Operational checklist: verify cache behavior before and after changes

  • Backend reachable: curl -I http://127.0.0.1:8080/
  • Varnish reachable: curl -I http://127.0.0.1/
  • Hits work: second request shows X-Cache: HIT
  • Logged-in bypass: login cookie triggers PASS
  • Admin paths bypass: /wp-admin/ always PASS
  • Purge restricted: PURGE from non-ACL IP returns 403
  • Backend not exposed: external scan can’t reach :8080

Where Varnish fits commercially (VPS vs dedicated vs shared)

Varnish makes sense when you control the network stack. That usually means a VPS or dedicated server.

On shared hosting, you typically can’t change ports or front the web server with a cache layer.

  • VPS: the best balance of price and control. You can tune cache and memory per site.
  • Managed VPS: a good fit if you want caching but don’t want to own patching and day-to-day service upkeep.
  • Dedicated server: a solid option for multi-site resellers or busy WooCommerce stores where you want a larger cache and predictable CPU.

If you’re moving off shared hosting specifically to get this level of control, do it in stages.

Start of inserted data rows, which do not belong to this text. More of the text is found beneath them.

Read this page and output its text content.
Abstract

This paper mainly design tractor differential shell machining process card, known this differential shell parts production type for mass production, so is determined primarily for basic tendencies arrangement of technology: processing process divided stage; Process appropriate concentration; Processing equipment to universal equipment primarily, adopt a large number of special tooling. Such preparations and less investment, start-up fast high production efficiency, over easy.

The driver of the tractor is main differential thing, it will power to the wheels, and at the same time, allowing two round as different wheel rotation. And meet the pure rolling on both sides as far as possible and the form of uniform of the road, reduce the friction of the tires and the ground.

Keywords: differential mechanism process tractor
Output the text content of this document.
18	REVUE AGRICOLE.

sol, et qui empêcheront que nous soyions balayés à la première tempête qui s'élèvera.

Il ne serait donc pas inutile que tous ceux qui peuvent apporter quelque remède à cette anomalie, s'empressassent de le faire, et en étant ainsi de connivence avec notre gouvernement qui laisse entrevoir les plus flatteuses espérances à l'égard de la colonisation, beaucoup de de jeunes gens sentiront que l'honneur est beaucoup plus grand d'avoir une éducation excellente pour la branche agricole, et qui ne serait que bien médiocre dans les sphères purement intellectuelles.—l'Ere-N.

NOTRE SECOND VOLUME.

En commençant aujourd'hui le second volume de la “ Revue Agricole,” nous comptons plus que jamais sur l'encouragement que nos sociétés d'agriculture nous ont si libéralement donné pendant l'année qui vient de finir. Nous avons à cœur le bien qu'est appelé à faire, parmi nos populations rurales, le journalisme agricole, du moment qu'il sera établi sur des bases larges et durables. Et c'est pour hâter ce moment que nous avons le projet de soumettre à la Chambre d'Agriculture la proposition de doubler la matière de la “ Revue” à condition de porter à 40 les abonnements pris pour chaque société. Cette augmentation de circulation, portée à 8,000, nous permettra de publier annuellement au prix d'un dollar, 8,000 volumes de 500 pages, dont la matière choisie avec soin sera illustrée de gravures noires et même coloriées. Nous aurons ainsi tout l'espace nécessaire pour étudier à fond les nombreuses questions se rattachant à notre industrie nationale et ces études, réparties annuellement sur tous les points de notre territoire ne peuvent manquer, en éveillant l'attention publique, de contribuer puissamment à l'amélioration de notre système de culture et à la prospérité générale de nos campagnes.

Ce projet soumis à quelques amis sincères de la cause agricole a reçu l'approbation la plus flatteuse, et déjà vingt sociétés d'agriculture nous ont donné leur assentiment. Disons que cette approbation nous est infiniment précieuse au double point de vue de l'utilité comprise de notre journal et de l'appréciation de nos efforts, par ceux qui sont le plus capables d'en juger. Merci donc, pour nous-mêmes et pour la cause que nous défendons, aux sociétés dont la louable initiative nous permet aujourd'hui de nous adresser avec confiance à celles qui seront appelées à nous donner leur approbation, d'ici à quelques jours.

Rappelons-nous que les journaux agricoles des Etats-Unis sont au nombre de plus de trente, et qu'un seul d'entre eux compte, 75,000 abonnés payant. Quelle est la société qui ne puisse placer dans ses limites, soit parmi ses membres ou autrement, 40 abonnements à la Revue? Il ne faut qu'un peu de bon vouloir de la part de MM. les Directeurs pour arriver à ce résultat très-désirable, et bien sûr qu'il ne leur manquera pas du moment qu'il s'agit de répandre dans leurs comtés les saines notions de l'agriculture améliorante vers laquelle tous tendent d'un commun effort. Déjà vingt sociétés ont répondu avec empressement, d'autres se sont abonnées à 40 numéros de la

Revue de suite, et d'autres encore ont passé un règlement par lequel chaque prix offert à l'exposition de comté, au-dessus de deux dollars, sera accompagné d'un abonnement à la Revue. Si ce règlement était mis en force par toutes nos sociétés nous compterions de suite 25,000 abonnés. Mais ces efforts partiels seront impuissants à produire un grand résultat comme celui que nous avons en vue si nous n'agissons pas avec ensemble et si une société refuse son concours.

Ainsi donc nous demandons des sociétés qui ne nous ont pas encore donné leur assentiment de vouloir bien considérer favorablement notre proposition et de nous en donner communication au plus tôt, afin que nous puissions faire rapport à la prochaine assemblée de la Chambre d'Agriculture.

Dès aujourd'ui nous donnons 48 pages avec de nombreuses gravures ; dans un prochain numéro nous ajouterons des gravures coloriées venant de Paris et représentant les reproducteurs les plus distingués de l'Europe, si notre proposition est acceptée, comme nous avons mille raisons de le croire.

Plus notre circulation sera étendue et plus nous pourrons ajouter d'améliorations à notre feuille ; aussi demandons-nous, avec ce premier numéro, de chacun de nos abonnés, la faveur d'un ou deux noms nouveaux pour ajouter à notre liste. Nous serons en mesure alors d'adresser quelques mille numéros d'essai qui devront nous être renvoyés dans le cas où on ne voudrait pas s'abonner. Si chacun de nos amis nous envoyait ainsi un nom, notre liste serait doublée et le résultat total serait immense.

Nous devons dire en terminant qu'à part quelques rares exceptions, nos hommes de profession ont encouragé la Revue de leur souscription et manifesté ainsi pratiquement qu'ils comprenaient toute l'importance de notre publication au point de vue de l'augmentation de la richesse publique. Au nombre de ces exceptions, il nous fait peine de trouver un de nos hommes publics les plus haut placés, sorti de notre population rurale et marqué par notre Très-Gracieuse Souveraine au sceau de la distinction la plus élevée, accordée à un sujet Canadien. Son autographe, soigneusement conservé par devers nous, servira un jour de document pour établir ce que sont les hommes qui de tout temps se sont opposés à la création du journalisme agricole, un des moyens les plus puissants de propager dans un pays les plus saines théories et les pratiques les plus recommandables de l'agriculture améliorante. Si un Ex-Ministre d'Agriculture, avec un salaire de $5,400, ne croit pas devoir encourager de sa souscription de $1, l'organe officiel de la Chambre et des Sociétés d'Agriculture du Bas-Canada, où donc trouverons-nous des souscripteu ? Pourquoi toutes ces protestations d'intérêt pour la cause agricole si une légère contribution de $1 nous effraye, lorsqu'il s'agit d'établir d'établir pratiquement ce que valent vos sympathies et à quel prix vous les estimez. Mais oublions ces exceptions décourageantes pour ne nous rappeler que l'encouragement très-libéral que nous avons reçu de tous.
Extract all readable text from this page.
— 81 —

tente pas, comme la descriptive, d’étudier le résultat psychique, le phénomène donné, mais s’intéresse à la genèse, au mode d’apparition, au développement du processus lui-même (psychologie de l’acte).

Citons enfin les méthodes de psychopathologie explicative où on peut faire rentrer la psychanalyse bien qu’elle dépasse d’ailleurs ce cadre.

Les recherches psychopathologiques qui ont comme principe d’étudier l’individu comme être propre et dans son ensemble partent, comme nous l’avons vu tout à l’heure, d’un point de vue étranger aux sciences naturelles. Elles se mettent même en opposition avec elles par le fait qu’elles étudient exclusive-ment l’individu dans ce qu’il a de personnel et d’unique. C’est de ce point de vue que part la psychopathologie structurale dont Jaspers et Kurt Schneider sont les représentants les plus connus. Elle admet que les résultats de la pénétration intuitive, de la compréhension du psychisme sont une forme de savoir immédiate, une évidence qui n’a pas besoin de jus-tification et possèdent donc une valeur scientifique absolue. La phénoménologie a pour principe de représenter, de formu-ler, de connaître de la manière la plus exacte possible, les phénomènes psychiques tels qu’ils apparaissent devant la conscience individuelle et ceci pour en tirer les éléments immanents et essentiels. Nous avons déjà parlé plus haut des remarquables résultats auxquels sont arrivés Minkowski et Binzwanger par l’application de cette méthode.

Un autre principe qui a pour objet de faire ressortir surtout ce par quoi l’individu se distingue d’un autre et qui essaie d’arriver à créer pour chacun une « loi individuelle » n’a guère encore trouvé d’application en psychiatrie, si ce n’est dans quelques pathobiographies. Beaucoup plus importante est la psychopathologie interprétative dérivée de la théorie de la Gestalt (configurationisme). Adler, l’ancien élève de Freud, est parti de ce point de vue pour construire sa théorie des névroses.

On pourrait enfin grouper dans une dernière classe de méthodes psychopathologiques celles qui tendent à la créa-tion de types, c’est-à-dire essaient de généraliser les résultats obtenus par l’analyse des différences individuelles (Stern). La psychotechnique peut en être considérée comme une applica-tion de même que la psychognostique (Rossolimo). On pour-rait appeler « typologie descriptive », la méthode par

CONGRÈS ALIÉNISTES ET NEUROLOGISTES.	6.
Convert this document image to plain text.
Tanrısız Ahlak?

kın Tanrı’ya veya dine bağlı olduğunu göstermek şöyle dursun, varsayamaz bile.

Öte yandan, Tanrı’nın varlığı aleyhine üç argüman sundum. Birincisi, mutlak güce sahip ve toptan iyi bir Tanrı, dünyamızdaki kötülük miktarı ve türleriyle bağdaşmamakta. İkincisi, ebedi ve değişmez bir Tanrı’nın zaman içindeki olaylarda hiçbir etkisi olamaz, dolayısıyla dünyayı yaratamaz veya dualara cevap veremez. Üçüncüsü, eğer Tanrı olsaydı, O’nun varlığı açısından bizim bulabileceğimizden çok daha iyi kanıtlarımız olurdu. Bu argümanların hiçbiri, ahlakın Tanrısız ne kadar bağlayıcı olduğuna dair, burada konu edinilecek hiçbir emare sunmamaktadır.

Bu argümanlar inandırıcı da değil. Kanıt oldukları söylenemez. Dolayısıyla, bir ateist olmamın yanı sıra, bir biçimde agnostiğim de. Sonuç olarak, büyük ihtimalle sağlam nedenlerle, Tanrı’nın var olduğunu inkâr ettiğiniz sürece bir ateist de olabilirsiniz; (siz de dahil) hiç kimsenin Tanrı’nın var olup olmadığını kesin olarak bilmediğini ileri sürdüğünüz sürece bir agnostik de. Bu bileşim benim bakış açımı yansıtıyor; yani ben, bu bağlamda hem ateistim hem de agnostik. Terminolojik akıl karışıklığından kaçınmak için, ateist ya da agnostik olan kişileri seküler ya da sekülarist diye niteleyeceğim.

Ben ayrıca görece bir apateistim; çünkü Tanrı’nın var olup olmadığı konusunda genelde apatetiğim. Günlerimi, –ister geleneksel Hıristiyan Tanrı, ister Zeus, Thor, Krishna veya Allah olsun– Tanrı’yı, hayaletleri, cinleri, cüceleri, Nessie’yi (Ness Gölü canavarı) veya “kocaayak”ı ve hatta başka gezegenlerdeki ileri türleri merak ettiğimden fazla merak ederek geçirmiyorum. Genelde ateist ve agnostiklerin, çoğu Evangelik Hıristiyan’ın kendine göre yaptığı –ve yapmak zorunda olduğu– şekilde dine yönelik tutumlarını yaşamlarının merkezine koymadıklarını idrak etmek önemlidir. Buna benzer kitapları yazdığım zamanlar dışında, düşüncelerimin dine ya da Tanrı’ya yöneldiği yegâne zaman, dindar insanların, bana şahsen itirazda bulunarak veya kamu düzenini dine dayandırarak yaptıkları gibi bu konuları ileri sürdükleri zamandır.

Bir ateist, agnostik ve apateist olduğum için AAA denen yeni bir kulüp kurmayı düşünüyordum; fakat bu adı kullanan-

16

This walkthrough keeps downtime low: move from shared hosting to a VPS with a staging cutover.

Summary: stable full-page caching without breaking logins

Varnish behaves well when the design stays straightforward. Use one public entry point, a private backend port, and explicit rules that protect authenticated traffic.

Start with short TTLs. Watch varnishstat.

Then expand caching once you trust what’s being stored.

If you want a server where you can run Varnish, tune Nginx/Apache, and control email/DNS/SSL, a HostMyCode VPS is a practical baseline.

If you’d rather not manage updates and service restarts yourself, consider managed VPS hosting and spend your time on the application.

If you’re adding caching to absorb traffic spikes or stabilize response times, run Varnish on a VPS where you control ports, firewall rules, and memory allocation. HostMyCode offers VPS hosting for hands-on admins and managed VPS hosting if you want the platform maintained while you focus on tuning the site.

FAQ

Should I run Varnish if my site is already on Cloudflare?

Often, yes. Cloudflare can cache at the edge, but Varnish still reduces origin load for cache misses and non-edge traffic.

It also gives you tight, application-specific control over what gets cached and what never should.

Can Varnish cache HTTPS directly?

Not by itself. Terminate TLS on Nginx/Apache (or a TLS proxy) and forward decrypted HTTP to Varnish on a private port.

Why does my WordPress site never cache even when logged out?

The usual causes are cookies set on every request or a backend header like Cache-Control: private.

Check response headers with curl -I, then confirm what Varnish is doing with varnishlog.

What’s a safe starting cache size for a small VPS?

Start with -s malloc,256m or 512m and watch memory pressure. A smaller stable cache beats a larger cache that pushes the server into swap.

How do I clear cache for a single page after an update?

Use a restricted PURGE method (ACL-limited) and purge by URL. On multi-domain servers, include the Host header so you invalidate the correct object.